Na praça, junto ao rio, os barcos acabam de ancorar. Deles começa a jorrar uma multidão de gente em contra luz, lesta, escura, abrindo-se depois no patamar onde passavam os transportes públicos. Sentado na esplanada, sentia-me dorido, culpado não sei de quê. Rostos pálidos, amarelados ou anémicos, passavam em fila, ali bem perto. E havia jornais, um jornaleiro à antiga,
transportando uma tonelada de papel. Comprei um qualquer.
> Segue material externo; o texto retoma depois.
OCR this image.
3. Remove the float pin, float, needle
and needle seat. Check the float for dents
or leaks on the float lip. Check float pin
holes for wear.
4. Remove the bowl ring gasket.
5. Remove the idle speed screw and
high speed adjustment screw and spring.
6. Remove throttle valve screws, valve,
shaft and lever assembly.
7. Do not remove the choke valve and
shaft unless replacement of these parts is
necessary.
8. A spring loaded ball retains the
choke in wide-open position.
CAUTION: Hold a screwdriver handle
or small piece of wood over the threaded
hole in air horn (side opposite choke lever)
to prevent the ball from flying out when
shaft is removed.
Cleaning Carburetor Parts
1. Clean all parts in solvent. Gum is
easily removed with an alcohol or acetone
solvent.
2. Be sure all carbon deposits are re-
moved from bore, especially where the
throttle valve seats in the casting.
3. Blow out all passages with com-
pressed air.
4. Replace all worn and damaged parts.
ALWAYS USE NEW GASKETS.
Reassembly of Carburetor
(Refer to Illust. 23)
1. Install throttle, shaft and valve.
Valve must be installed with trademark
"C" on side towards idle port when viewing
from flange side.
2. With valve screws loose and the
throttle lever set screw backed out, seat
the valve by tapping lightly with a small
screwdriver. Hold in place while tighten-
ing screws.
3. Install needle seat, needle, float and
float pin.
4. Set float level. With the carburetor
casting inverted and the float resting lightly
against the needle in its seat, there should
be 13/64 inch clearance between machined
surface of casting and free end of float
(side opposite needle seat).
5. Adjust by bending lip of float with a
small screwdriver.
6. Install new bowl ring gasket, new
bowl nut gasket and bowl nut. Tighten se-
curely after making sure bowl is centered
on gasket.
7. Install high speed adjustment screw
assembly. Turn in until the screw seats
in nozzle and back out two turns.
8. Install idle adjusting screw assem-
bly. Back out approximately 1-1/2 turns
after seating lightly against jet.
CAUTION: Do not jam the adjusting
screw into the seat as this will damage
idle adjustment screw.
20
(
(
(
Falava-se da crise global, do fim da ditadura dos coronéis, das mães que se juntavam na Praça Maior para resgatar entes familiares, maridos e filhos. Gritavam palavras de ordem. Queriam acabar com a urgência, o medo, a ausência das famílias.

Uma pequena nota no jornal, à esquerda, em baixo, dizia apenas: Ana Orwell, jornalista, desparecida há dois meses, foi ontem encontrada no subúrbio sul, morta, aparentemente por lhe terem feito o transvaso de todo o seu sangue e desinfectado o corpo por injecção de uma mistura anti-decomposição. A polícia investiga este caso singular na mesma hora em que as mães da capital exigem a abertura das valas comuns, na esperança de encontrarem os restos mortais dos seus familiares e amigos.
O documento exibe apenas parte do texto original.